先週末。小沢一郎の元秘書。衆議院議員石川知祐氏が東京地検特捜部の事情聴取を受けての記者会見。


記者から質問。「議員辞職の考えは」。「ない」。そしてテレビニュース。タイトル。事情聴取も「辞任せず。こうなるのであります。字面からすれば「事情聴取を受けたのに辞任しない」ってニュアンスになります。このタイトルにどれくらい意を注いだのかはわかりませんが、「事情聴取をうけたのに、辞任しないのは問題だ」という風に受け取れます。そこまで深く考えていないのかどうなのか。字数制限の中での表記でこうなったのか。


どうも今回の西松建設献金問題の一連の報道には恐ろしいものさえ感じます。議員辞職っていうのは相当なこと。事情聴取されたことが辞職につながるって脈絡は常識的には考えられないこと。どうも記者さんは「事情聴取、イコール、罪を犯している」って余りにも短絡的に考えているんじゃないでしょうか。


暴論ですが、こんな結びつけが成り立ち、世論をそう仕向けるなら、辞めさせたいと検察が思った議員がいれば片っ端から"事情聴取"すればいい。


逮捕されている大久保なにがしにしてもきっとなにがなんでも起訴されるでしょうが、本人が否認した上での起訴。有罪とされたわけでない。「推定無罪」って法の精神に則れば、裁判で有罪になるまでは「悪いことはしていない」ってことになるのです。法律論より道義論が優先しているからでしょうか。小沢一郎の代表辞任云々も、起訴が一つの節目になっているーとのマスコミさんに登場する多くの訳知りの解説。
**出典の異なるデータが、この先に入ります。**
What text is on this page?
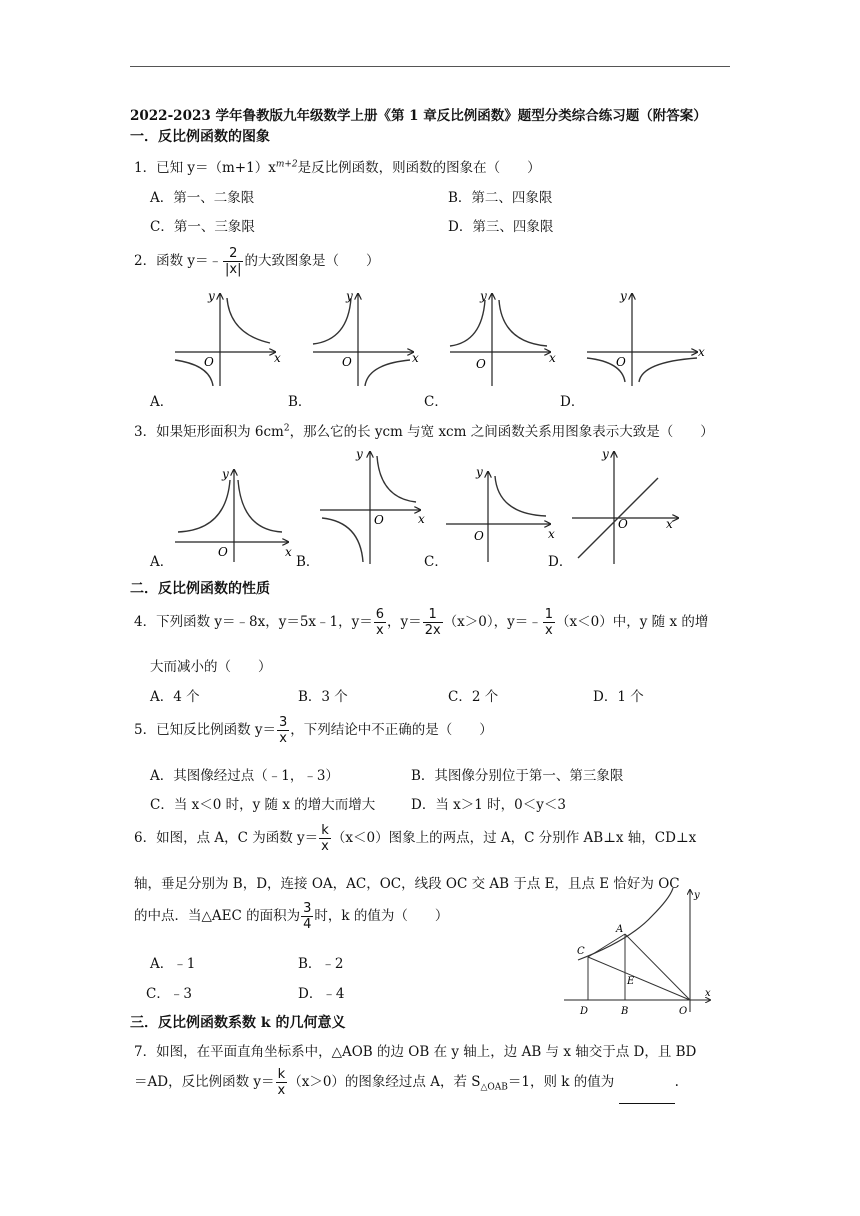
2022-2023 学年鲁教版九年级数学上册《第 1 章反比例函数》题型分类综合练习题（附答案）
一．反比例函数的图象
1．已知 $y=(m+1)x^{m+2}$是反比例函数，则函数的图象在（　　）
A．第一、二象限	B．第二、四象限
C．第一、三象限	D．第三、四象限
2．函数 y＝﹣ $\frac{2}{|x|}$ 的大致图象是（　　）
y
x
O
y
x
O
y
x
O
y
x
O
A．	B．	C．	D．
3．如果矩形面积为 $6cm^2$，那么它的长 ycm 与宽 xcm 之间函数关系用图象表示大致是（　　）
y
x
O
y
x
O
y
x
O
y
x
O
A．	B．	C．	D．
二．反比例函数的性质
4．下列函数 y＝﹣8x，y＝5x﹣1，$y= \frac{6}{x}$ ，$y= \frac{1}{2x} (x>0)$，y＝﹣ $\frac{1}{x} (x<0)$中，y 随 x 的增
大而减小的（　　）
A．4 个	B．3 个	C．2 个	D．1 个
5．已知反比例函数 $y= \frac{3}{x}$ ，下列结论中不正确的是（　　）
A．其图像经过点（﹣1，﹣3）	B．其图像分别位于第一、第三象限
C．当 x＜0 时，y 随 x 的增大而增大	D．当 x＞1 时，0＜y＜3
6．如图，点 A，C 为函数 $y= \frac{k}{x} (x<0)$图象上的两点，过 A，C 分别作 AB⊥x 轴，CD⊥x
轴，垂足分别为 B，D，连接 OA，AC，OC，线段 OC 交 AB 于点 E，且点 E 恰好为 OC
的中点．当△AEC 的面积为 $\frac{3}{4}$ 时，k 的值为（　　）
A．﹣1	B．﹣2
C．﹣3	D．﹣4
y
x
A
C
E
D	B	O
三．反比例函数系数 k 的几何意义
7．如图，在平面直角坐标系中，△AOB 的边 OB 在 y 轴上，边 AB 与 x 轴交于点 D，且 BD
＝AD，反比例函数 $y= \frac{k}{x} (x>0)$的图象经过点 A，若 $S_{\triangle OAB}=1$，则 k 的值为	.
秘書が逮捕起訴されたのは私の不徳の致すところっていう"責任論"はあるでしょうが。


関係者の話による西松献金の"実態"報道や、小沢がいつ辞めるかで視野狭窄に陥っているマスコミ。メディア。血眼になって血道を上げて・・・。ネタを冷静に整理し、ちゃんとした視点をもって取り上げてくれないと。


「テレビがやっていたから、ニュースでやっているから」。テレビ報道がすべて事実であり、その方向性や視点が正しいと思っている人は未だいるんです。


検察にとってこれほど有り難い"味方"はないんじゃないですかね。事件の善し悪し、小沢の善し悪しを言っているのではありません。マスコミ、メディアの「在り方」「姿勢」「社会的責任」を危惧しているのです。スーパー一つ一つにも細心の注意を払ってもらいたい。記者の資質を高めてもらいたいと。


そう。あまりにもヒステリックなのであります。